Türkiye’de çok yaygın olmasa da dünyada birçok ülkede şubesi bulunan Subway ile başlayalım. Mesela kahvaltı etmek için tercihinizi yumurtalı bir sandviçten yana kullandınız diyelim.

Forbes yazarı David DiSalvo, bu sandviçin içeriğini merak edip araştırmış. Ve maalesef yumurta sanıp yediğimiz şeyin aslında tam olarak yumurta değil, yumurta içeren bir karışım olduğunu görmüş. Bu karışım yumurtanın yanısıra gliserin, sabunlarda bulunan, dimethylpolysiloxane, kalsium silikat gibi katkı malzemeleri de içeriyormuş. Omletin neden tam kıvamında olduğu artık anlaşıldı.

Öğlen için nuggets ısmarladığınızı düşünelim.
Tavuğun her türlü artığını kullanarak yapılan bir karışım. içinde sadece %50 oranında et var, geriye kalanlar ise kemik, yağ, dokular …Bu mükemmel karışım iyice ezildikten sonra tekrar biçim veriliyor.Tabii pembe rengi vermesi için içerisine katılan katkı maddelerini söylemeye gerek yok.

Belki de diyet yapıyorsunuz ve tercihiniz Burger King’te bir salatadan yana…
Ancak birçok restorant salatanın taze görüntüsünü muhafaza edebilmek için propylene glycol kullanmakta.

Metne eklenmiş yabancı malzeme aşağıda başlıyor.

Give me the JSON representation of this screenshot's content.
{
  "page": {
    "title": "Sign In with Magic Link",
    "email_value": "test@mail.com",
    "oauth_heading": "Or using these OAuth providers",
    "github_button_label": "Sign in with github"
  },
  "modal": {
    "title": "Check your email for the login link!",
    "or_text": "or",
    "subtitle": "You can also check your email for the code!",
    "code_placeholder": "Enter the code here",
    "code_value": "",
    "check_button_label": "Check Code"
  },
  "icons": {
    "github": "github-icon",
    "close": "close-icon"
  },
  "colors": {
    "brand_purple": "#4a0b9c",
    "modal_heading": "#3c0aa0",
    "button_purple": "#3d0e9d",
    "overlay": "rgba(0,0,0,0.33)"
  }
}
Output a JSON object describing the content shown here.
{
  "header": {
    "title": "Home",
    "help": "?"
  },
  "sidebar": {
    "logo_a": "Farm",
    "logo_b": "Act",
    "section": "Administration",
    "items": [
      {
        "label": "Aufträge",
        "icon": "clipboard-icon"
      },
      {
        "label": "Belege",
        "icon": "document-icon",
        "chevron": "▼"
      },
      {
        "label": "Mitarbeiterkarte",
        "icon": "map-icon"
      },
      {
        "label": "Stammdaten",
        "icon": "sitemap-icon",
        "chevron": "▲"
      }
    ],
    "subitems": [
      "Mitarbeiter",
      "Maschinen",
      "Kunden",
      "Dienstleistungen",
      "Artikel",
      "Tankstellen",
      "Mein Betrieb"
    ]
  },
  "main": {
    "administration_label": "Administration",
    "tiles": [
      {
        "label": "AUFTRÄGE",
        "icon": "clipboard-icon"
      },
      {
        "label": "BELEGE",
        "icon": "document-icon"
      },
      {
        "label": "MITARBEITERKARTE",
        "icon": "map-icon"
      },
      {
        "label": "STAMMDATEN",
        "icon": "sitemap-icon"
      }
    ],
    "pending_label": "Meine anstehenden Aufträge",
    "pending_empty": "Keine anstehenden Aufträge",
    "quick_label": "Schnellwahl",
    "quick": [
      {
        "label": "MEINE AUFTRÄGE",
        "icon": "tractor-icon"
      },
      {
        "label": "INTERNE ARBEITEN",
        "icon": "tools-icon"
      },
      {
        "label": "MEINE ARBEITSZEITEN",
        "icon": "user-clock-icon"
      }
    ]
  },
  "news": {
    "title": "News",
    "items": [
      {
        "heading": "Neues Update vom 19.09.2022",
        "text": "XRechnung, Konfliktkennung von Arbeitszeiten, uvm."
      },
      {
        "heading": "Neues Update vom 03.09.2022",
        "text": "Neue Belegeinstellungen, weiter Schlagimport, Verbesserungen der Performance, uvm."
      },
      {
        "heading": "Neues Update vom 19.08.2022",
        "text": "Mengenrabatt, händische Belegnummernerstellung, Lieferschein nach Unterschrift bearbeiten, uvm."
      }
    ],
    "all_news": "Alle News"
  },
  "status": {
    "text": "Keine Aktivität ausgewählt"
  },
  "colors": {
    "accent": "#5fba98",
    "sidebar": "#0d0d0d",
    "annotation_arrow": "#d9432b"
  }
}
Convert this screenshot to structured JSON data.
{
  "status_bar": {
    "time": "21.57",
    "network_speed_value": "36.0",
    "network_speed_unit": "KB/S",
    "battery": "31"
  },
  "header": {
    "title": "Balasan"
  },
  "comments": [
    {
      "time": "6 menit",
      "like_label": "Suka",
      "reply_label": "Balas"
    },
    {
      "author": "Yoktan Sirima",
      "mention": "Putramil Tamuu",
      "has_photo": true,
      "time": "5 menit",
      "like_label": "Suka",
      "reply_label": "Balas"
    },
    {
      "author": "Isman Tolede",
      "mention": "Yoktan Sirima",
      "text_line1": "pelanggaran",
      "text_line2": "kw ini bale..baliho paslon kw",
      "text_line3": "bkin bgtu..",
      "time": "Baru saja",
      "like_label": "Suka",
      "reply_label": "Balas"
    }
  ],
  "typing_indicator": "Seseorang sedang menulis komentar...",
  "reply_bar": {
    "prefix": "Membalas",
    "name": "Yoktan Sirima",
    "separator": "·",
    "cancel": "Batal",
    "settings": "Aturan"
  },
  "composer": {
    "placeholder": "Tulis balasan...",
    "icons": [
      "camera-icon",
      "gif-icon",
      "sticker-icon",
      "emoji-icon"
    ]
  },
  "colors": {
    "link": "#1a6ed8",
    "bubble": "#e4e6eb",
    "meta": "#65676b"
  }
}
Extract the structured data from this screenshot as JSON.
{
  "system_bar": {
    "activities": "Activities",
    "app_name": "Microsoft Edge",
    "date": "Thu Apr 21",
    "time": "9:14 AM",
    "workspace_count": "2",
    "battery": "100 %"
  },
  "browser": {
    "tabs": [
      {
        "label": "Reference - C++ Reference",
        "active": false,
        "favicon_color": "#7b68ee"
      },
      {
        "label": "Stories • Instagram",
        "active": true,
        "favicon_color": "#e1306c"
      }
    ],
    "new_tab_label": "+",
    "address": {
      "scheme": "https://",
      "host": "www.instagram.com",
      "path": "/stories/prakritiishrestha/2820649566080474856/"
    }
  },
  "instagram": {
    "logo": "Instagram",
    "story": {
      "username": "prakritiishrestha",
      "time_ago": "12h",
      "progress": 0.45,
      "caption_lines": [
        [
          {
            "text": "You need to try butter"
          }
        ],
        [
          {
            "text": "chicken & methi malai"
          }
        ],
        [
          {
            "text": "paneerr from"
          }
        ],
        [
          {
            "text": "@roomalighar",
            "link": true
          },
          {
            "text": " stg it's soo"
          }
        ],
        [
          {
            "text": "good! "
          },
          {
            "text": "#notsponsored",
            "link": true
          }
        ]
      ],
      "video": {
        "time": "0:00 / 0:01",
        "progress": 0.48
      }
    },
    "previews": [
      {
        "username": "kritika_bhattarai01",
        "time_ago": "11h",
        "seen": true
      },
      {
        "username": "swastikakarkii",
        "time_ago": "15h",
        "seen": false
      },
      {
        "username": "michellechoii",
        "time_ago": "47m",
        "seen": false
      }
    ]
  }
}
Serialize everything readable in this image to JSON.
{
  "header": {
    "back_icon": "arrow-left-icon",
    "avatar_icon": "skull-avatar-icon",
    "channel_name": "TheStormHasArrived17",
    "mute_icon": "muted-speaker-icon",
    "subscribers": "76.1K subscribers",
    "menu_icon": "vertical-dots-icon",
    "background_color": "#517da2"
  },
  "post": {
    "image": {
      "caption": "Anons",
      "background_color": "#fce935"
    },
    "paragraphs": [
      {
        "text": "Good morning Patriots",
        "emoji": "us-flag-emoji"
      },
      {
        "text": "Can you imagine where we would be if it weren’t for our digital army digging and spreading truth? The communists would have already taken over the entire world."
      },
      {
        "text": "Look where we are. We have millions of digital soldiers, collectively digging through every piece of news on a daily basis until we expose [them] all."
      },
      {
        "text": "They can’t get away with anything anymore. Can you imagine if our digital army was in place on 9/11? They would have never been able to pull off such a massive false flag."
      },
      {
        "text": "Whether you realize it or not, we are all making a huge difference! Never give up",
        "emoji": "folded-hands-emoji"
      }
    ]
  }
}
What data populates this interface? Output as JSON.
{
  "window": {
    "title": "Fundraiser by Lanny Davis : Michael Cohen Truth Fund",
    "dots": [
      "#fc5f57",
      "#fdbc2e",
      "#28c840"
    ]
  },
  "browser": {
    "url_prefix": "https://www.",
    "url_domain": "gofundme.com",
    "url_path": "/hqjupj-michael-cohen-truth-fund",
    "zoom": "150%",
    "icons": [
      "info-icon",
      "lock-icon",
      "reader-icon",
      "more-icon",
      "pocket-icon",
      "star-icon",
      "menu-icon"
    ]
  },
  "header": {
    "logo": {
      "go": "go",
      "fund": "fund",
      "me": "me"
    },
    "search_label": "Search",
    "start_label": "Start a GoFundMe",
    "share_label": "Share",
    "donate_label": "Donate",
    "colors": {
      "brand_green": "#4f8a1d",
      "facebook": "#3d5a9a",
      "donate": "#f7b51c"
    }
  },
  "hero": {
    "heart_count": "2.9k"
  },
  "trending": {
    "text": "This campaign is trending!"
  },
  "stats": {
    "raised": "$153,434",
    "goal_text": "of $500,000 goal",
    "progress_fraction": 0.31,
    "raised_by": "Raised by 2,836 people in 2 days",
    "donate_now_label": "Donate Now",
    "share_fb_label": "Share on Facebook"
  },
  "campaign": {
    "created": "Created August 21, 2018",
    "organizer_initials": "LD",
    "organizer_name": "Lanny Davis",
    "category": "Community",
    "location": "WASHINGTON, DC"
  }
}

Bu ise  potansiyel olarak kanserojen olan bir petrolium katkı maddesi.

Kızarmış patatese ne dersiniz?
McDonald’s bu konuda biraz daha başarılı. Kullanılan sodyum propionate bakteri ve küf görünümünü geciktiriyor ve genç görünümlü patateslerimiz oluyor..

Belki de canınız sıcak bir Wendy’s chili istiyor…
Wendy’s bu ödüllü tadı içine eklediği silicon dioxide nedeni ile olabilir. Bu madde bu arada çoğunlukla kumda bulunuyor ve yiyeceğin taze görünmesini sağlıyor.

Son olarakta  McDonald’s klasiği hamburgere bir göz atalım.
1999 yılında  David Whipple ceketinin cebinde bir hamburger unutmuştu.14 yıl sonra bu hamburgeri bulduğunda ise herhangi bir bozulma, küflenme olmadan ilk günkü tazeliğini sakladığını şaşırarak gözlemlemişti.